Health Insurance & Affordable Care Act

When Comparing Health Insurance, Look at Total Costs

WebMD News from Kaiser Health News

By Michelle Andrews

Mon, Dec 19 2011

One of the health care overhaul's most far-reaching provisions prohibits health plans from refusing to cover people who are sick or charging them higher premiums. Still, for people with serious medical conditions, the online health insurance marketplaces present new wrinkles that could have significant financial impact.

Obviously, premium costs will be an important consideration for consumers. But just as important will be a realistic assessment of what kinds of out-of-pocket costs they could expect with different types of policies and what subsidies they will be eligible for.

"Everybody should be factoring in cost sharing along with the premium to try to assess what their total financial exposure is," says Jennifer Tolbert, director of state health reform at the Kaiser Family Foundadtion. (KHN is an editorially independent program of the foundation.)

The law requires new individual and small group plans sold on the online marketplaces, also called exchanges, and on the private market to cover a comprehensive set of 10 "essential health benefits," including prescription drugs, hospitalization and doctor visits. The benefits covered will be similar in all plans, but the proportion of the costs that a consumer pays will vary.

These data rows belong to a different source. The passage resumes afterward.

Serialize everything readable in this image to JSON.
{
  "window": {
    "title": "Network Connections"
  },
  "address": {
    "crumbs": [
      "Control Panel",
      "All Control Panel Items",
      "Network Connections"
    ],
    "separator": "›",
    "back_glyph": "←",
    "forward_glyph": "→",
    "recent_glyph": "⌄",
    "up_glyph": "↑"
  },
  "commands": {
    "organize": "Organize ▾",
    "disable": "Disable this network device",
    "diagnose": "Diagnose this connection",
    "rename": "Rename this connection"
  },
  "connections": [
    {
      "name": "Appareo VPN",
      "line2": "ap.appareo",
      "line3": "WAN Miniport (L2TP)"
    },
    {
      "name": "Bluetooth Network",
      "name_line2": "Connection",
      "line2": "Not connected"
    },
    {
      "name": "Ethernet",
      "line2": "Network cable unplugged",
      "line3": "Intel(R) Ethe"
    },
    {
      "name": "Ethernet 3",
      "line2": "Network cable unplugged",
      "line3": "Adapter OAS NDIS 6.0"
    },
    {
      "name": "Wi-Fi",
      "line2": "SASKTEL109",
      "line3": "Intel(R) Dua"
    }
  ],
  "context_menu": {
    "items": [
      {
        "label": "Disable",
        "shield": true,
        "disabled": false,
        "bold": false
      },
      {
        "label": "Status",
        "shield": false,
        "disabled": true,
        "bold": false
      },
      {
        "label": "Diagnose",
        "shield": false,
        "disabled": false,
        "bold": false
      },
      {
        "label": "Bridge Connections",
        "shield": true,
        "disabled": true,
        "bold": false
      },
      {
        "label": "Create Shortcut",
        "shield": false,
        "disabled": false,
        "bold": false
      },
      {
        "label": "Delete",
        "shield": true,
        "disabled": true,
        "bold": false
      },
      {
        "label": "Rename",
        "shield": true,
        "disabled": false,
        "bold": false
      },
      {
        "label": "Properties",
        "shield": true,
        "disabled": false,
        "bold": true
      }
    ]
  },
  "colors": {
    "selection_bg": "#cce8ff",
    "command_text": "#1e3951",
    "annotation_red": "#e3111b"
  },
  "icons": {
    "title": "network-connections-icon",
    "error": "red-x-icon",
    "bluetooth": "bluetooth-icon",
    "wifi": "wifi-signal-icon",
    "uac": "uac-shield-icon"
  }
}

There will be four different levels of plan coverage, each identified by a precious metal: Platinum plans will pay 90 percent of covered expenses, on average; gold plans will pay 80 percent, silver plans 70 percent and bronze plans 60 percent.

Tax credits to help cover the cost of the premiums for plans sold on the exchanges will be available to people with incomes up to 400 percent of the federal poverty level ($45,960 for an individual in 2013), and cost-sharing subsidies will reduce the out-of-pocket costs for people with incomes up to 250 percent of poverty ($28,725 for an individual in 2013). The maximum amount that consumers will owe out of pocket for in-network medical claims will generally be capped at roughly $6,400 for individuals and $12,700 for families in 2014. (Those figures do not include money spent on premiums.)

How all those elements work together can have cost and coverage implications for people with high medical expenses.